Voici trois pistes, pour ne citer qu’elles, pour sortir de ce statu quo désespérant :
1°) Nous ne travaillons pas assez. Hormis l’Italie, le taux d’activité en France n’est que de 71,2%, contre par exemple 77,6% en Allemagne ou en Grande-Bretagne, la Suède culminant même à 81,7%. Par ailleurs, nous ne recourons pas assez à l’emploi à temps partiel (moins de 30 heures par semaine) et je vous épargnerai l’avalanche de chiffres sur ce sujet. Par ailleurs, nous partageons avec l’Italie le triste record du plus faible taux d’emploi des séniors (55-64 ans) avec 52,5% seulement. Est-ce un hasard si nous rencontrons les mêmes difficultés ? Que faire ? Réponse : adapter notre législation et supprimer tout ce fatras de lois issues d’un temps manifestement révolu. Qu’attend-t-on ?
2°) Plutôt que de s’atteler à une véritable baisse des dépenses de l’Etat, éternel serpent de mer, nos élus préfèrent taxer encore et toujours au point, dans certains cas, de transformer cet outil de contribution au fonctionnement de nos institutions en véritable outil de confiscation. Je laisse aux spécialistes le soin de dire où et comment il faut trancher (s’ils n’ont aucune idée, qu’ils viennent me voir !) ; par contre, je note que les niches fiscales qui se sont empilées au fil des décennies pour des motifs souvent de basse politique électoraliste comptaient pour 72 milliards en 2013 et se sont élevées à 83,4 milliards d’euros en 2016 (source Bercy) ; souvent dénoncées mais toujours amplifiées donc… A titre d’illustration, ces niches fiscales représentent deux fois le montant annuel de la charge de la dette, ou un peu plus que le budget total de notre défense. Moralité, quand on veut trouver d’autres affectations plus intelligentes à nos dépenses, c’est possible ! Encore faut-il le vouloir.
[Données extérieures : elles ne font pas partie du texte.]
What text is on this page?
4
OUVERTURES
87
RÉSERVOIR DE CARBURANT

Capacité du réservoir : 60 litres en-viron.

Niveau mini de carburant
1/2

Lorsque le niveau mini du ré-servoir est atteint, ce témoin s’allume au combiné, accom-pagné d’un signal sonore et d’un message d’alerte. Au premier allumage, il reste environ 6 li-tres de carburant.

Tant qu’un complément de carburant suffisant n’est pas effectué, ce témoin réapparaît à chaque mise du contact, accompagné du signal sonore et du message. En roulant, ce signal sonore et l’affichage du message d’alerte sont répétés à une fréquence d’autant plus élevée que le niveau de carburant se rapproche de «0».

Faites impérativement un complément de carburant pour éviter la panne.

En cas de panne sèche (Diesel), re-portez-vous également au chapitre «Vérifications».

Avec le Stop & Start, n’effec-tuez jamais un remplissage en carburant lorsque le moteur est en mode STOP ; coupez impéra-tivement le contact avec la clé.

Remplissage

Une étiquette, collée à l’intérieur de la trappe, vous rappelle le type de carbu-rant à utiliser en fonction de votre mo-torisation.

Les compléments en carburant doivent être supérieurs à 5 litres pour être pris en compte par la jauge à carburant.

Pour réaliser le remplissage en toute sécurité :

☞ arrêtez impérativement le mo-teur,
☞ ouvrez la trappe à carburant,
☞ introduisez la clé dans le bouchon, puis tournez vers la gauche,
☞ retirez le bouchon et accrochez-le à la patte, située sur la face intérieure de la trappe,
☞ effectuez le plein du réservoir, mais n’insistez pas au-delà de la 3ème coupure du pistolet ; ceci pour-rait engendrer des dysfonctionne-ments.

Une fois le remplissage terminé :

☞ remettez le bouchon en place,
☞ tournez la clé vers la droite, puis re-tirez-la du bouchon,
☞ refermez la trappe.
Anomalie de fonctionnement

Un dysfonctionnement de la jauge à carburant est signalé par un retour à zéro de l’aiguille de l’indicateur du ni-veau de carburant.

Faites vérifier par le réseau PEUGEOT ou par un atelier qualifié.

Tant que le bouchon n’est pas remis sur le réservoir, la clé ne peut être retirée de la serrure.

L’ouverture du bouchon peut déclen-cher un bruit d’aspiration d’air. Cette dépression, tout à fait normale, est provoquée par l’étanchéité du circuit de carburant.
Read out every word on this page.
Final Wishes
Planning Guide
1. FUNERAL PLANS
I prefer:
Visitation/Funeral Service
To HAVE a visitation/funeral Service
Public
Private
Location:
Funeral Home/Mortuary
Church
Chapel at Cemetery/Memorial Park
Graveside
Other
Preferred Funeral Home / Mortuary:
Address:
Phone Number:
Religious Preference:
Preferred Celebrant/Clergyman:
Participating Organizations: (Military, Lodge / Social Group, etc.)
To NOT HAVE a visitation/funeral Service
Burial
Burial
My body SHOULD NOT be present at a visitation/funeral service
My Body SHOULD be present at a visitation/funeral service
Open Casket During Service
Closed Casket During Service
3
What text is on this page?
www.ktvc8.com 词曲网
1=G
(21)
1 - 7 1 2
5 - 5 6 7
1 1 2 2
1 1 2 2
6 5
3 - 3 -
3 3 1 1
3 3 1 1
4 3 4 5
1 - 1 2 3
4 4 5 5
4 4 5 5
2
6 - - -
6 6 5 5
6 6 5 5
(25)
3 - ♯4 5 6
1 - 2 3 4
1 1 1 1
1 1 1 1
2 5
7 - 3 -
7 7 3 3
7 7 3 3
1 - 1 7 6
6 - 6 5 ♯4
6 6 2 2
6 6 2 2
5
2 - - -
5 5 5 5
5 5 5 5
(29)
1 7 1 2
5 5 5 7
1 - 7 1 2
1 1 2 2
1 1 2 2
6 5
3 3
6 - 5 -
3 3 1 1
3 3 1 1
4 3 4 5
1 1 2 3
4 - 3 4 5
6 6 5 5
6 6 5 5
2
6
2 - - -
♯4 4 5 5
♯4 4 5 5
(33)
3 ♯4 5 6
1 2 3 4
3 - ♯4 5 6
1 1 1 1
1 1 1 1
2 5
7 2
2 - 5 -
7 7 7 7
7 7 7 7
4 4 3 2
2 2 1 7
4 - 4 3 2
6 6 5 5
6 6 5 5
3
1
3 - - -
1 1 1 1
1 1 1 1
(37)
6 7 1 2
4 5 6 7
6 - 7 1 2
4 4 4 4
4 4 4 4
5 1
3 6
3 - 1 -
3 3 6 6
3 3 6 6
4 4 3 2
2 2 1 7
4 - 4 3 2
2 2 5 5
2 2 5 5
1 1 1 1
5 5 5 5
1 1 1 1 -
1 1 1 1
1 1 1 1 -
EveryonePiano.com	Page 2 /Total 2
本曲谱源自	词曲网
3°) Parmi les dépenses sociales, celles concernant les retraites comptent pour 31,5% du PIB, contre 25% dans la majorité des autres pays d’Europe. L’explication est fort simple : Nous partons à la retraite beaucoup plus tôt que nos voisins alors que l’allongement de l’espérance de vie génère mécaniquement une flambée de ce poste « retraites ». Quelle solution alors ? Réponse : repousser l’âge du départ à la retraite à 65 ans au moins, voire 67 ans. Les leaders politiques qui prétendent le contraire sont tout simplement des menteurs, se gardant bien de dire qu’une retraite à 60 ans ne serait possible qu’au prix d’une amputation insupportable des pensions. Je suis fatigué de ces multiples réformes des retraites où, à chaque fois, les politiciens au pouvoir nous assurent avoir réglé le problème alors qu’ils ont juste refilé la patate chaude (brûlante même) aux suivants. Là aussi, la seule chose qui manque, c’est le courage.
On le voit bien, le logiciel en vigueur est faux, archi faux. Tout le monde le sait, tout le monde le déplore mais personne ne touche à rien ! Bel exemple de cécité qui nous vaut d’être les traîne-savates d’une Europe déjà bien à la peine.